У каждого провайдера своя формула пересчета. Claude считает токены для изображения по формуле: ширина умножить на высоту и разделить на 750. Стандартное изображение занимает около 1600 токенов, что при ценах Opus 4.6 обходится примерно в $0,008. GPT оценивает картинку 1024×1024 примерно в 765 токенов. У Gemini изображение занимает от 258 до 1290 токенов в зависимости от разрешения.
С видео расход еще больше. Модель раскладывает видео на отдельные кадры и аудиодорожку. Каждый кадр считается как отдельное изображение.

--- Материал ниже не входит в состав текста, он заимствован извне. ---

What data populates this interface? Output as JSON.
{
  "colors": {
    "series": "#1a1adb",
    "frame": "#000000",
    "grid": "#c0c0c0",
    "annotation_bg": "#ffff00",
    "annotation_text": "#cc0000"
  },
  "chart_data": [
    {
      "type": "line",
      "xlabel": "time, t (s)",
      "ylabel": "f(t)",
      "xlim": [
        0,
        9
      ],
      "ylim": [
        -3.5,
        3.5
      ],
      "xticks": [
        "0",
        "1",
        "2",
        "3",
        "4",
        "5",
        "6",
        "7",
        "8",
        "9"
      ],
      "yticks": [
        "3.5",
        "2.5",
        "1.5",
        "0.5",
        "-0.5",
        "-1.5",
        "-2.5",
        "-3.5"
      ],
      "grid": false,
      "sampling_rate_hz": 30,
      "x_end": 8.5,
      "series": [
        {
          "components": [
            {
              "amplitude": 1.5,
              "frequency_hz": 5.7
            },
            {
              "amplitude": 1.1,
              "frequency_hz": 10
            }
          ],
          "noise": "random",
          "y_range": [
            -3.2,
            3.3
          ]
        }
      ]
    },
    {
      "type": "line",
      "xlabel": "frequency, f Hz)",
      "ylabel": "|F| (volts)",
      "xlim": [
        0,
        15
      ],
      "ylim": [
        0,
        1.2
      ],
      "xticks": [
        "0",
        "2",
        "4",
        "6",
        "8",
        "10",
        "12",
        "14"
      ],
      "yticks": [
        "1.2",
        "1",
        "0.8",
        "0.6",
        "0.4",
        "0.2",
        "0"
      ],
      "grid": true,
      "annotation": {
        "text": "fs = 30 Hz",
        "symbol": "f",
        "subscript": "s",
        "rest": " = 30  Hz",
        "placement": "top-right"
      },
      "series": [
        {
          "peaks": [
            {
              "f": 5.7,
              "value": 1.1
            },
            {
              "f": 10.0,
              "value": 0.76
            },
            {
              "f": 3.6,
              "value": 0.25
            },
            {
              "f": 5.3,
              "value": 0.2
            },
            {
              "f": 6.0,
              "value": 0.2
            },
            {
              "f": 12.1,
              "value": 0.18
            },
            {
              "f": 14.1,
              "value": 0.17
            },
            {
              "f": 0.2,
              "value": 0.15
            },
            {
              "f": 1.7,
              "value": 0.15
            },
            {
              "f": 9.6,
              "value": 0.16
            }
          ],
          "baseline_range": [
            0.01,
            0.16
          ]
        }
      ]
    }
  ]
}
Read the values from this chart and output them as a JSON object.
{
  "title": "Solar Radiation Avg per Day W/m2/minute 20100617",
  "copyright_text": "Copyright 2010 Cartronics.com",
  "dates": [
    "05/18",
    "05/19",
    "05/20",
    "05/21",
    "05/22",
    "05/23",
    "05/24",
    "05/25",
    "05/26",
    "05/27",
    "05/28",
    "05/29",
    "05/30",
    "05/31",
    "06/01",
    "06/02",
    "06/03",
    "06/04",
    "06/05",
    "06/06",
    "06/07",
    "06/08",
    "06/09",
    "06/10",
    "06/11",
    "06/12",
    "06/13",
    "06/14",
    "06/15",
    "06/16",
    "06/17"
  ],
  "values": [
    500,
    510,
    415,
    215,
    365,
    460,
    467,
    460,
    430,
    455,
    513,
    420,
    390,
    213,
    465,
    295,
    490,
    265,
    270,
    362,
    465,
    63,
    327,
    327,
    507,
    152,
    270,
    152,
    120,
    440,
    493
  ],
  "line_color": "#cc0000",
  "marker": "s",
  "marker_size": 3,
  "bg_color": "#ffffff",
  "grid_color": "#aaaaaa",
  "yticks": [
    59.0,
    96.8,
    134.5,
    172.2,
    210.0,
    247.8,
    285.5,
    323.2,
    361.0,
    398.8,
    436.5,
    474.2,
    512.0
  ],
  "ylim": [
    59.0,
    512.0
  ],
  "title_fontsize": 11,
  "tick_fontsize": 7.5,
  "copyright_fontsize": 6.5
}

Поэтому минутное видео может весить десятки тысяч токенов.
Коротко о главном
Токен в нейросетях означает единицу текста, с которой работает модель. Чаще всего это часть слова, иногда целое слово или символ. Из набора в 30-100 тысяч токенов модель может собрать любое слово на любом языке.
Русский текст расходует токены в 1,5-3 раза быстрее английского. Причины в том, что модели обучались преимущественно на английском, кириллица занимает больше байтов в UTF-8, а богатая морфология русского языка удлиняет слова. При работе с русскоязычным контентом через API стоит закладывать запас в 15-20%.
Контекстное окно определяет, сколько информации модель может обработать за один запрос. Цены на токены различаются в сотни раз: от $0,28 за миллион входных токенов у DeepSeek до $25 за миллион выходных у Claude Opus. Для подсчета и оптимизации расходов можно использовать бесплатные онлайн-калькуляторы вроде OpenAI Tokenizer или Price Per Token, а для экономии выбирать модель под конкретную задачу и пользоваться кешированием промптов.